Shimon Peres on Obama, Iran and the Path to Peace

In a recent article with NYT Magazine, Israeli President Shimon Peres discusses Israel, Palestine, President Obama, Prime Minister Netanyahu, the Peace Process and much more.

“This part of the conversation is highly sensitive,” said the spokeswoman for Israel’s president. “I want all cellphones taken out of the room.” It was July 25, 2012, and I was interviewing Shimon Peres in a wood-paneled suite at the King David Hotel in Jerusalem. I handed my phone to one of the guards standing at the door, and Peres swiftly opened a scathing monologue against a potential Israeli attack on Iran’s nuclear sites. “Israel cannot solve the problem alone,” he said. “There is a limit to what we can do.”

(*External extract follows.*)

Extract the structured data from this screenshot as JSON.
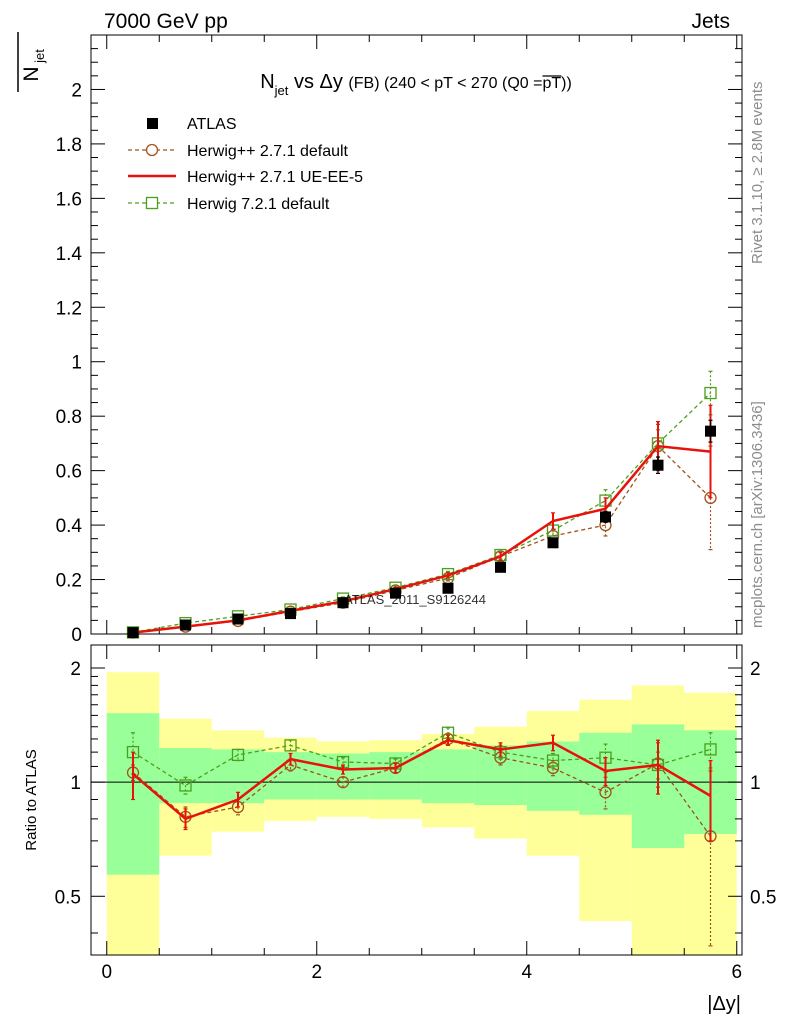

Referring to the continuing tension between Prime Minister Benjamin Netanyahu and President Barack Obama, Peres said: “I cannot tell you what Bibi’s considerations are on the subject of Iran. I am not his spokesman and also not [Defense Minister Ehud] Barak’s. That’s not my job. I am not looking for confrontations with them. I do think that I can explain the American pattern. America knows how to throw a punch when it has to, in order to keep the world balanced. But the punches follow a set procedure. They don’t begin by shooting. They try all the other means first — economic sanctions, political pressure, negotiations, everything possible.
“But in the end,” he added, “if none of this works, then President Obama will use military power against Iran. I am sure of it.”
I was surprised by Peres’s stridency. He had long been perceived as a moderating force on Netanyahu, a mediator between the prime minister and the international community that was losing patience with him. A month earlier, Obama awarded Peres the Presidential Medal of Freedom — America’s highest civilian honor. But the ceremony served only to deepen the rift between Peres and Netanyahu, and three weeks later, as reports became more frequent that Netanyahu was planning to send bombers to Iran, Peres took advantage of his 89th-birthday celebrations to speak out publicly against an attack. The prime minister’s office responded with ferocity, proclaiming, “Peres has forgotten what the president’s job is,” and recalling that in 1981, Peres opposed Prime Minister Menachem Begin’s decision to bomb Iraq’s nuclear reactor, an act that many Israelis consider a great achievement.